Ce qui fatigue, en fait, c'est une sorte de climat. Un mépris de la langue.

Aussi, contrairement à certains puristes, les SMS et les abréviations du Web ne me dérangent pas tant que ça eux non plus. Bon, c'est pas vrai, ça m'énerve, mais je suis loin d'être convaincu qu'ils accélèrent la détérioration du français. C'est un autre langage, voilà tout.

Ou plutôt, c'est un symptôme parmi d'autres. Une manifestation du climat dont je parle.

La langue est une chose difficile à apprendre, remplie de trous, d'exceptions, de règles parfois débiles, mais qui sont là, et qui, dans toute leur absurdité, génèrent une étrange beauté.

C'est le goût de cette beauté complexe qui se perd peu à peu, au profit de l'utilitarisme.

Remarquez ce qu'on vous répond le plus souvent lorsque vous soulignez une erreur. Remarquez le ton exaspéré avec lequel on vous répondra: "Ben là, tu m'as compris!"

Le problème est en amont, soutiennent depuis des années les profs des profs, les responsables des départements d'enseignement qui, on le devine, ajustent les notes de tout le monde avec un pincement au cour, simplement parce qu'on a besoin de professeurs.

Le problème est en amont, c'est vrai.

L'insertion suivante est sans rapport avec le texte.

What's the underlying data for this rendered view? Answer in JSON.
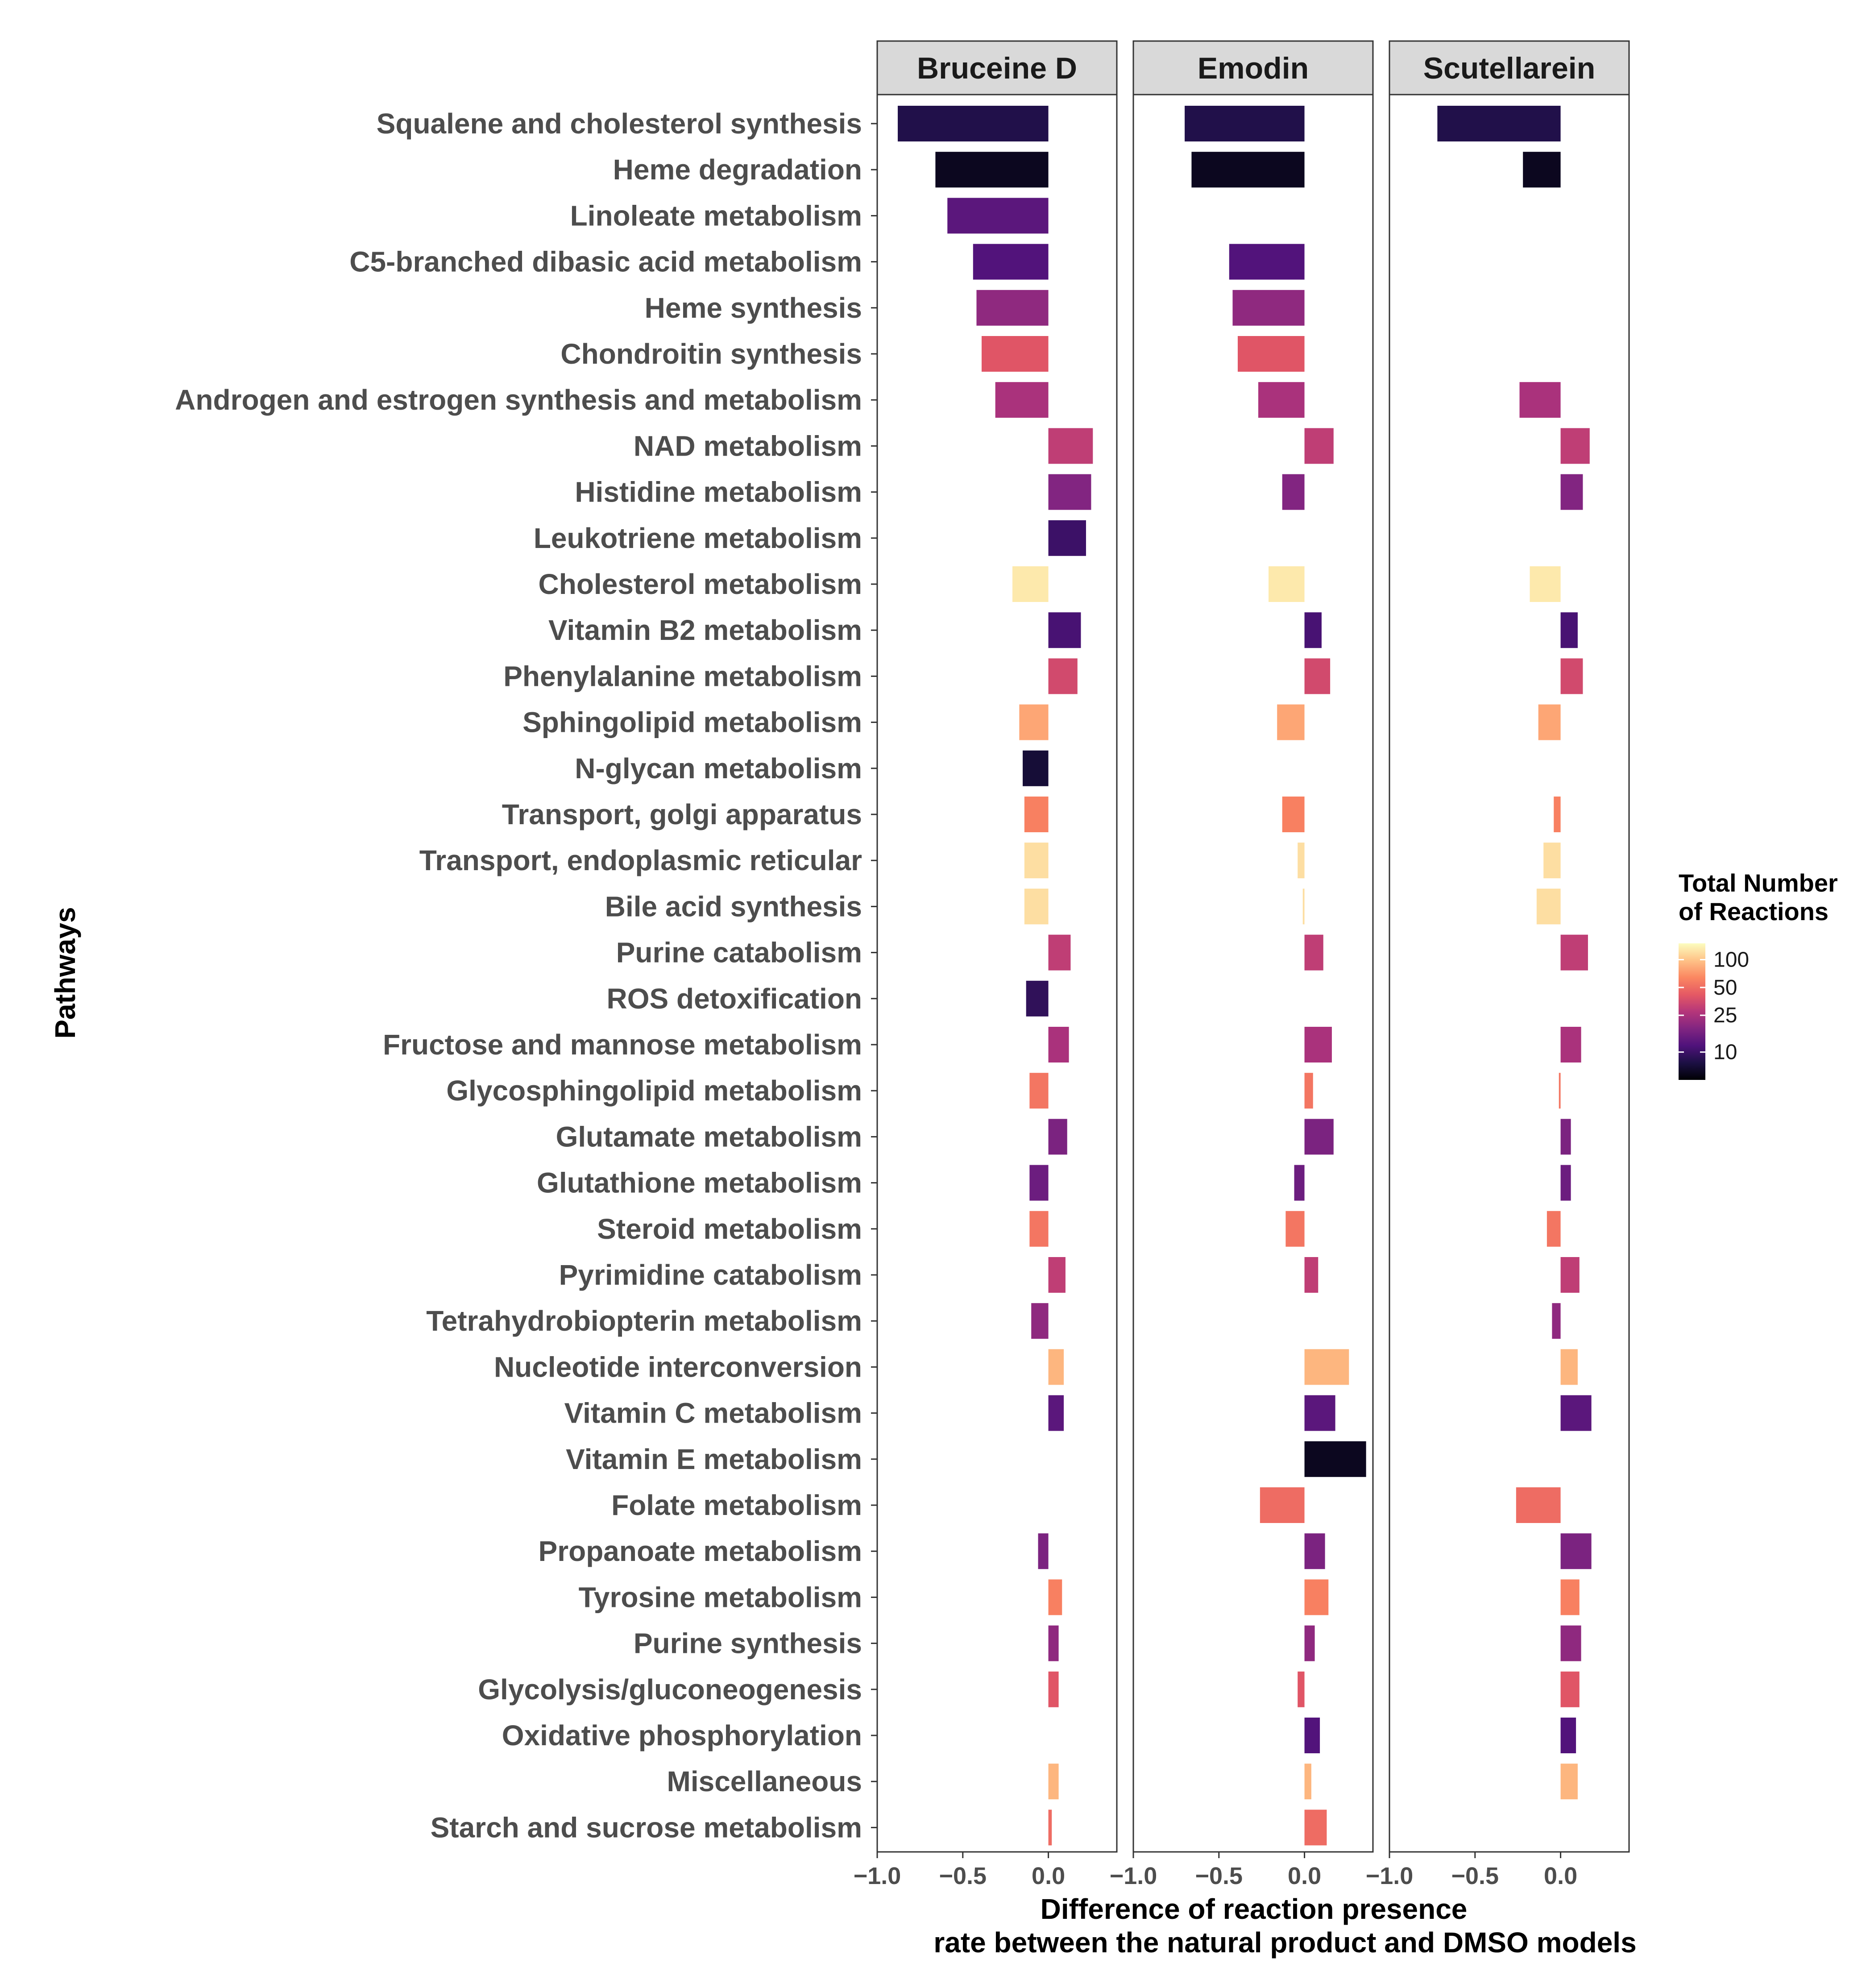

Mais peut-être pas où ils le croient. Après tout, le système d'éducation qu'on se donne, c'est le reflet de nos valeurs collectives, non? C'est par là qu'on transmet le savoir et la manière aux générations suivantes, n'est-ce pas?

Celle qui sort de l'école a bien appris qu'on peut aisément sacrifier la beauté sur l'autel de l'efficacité.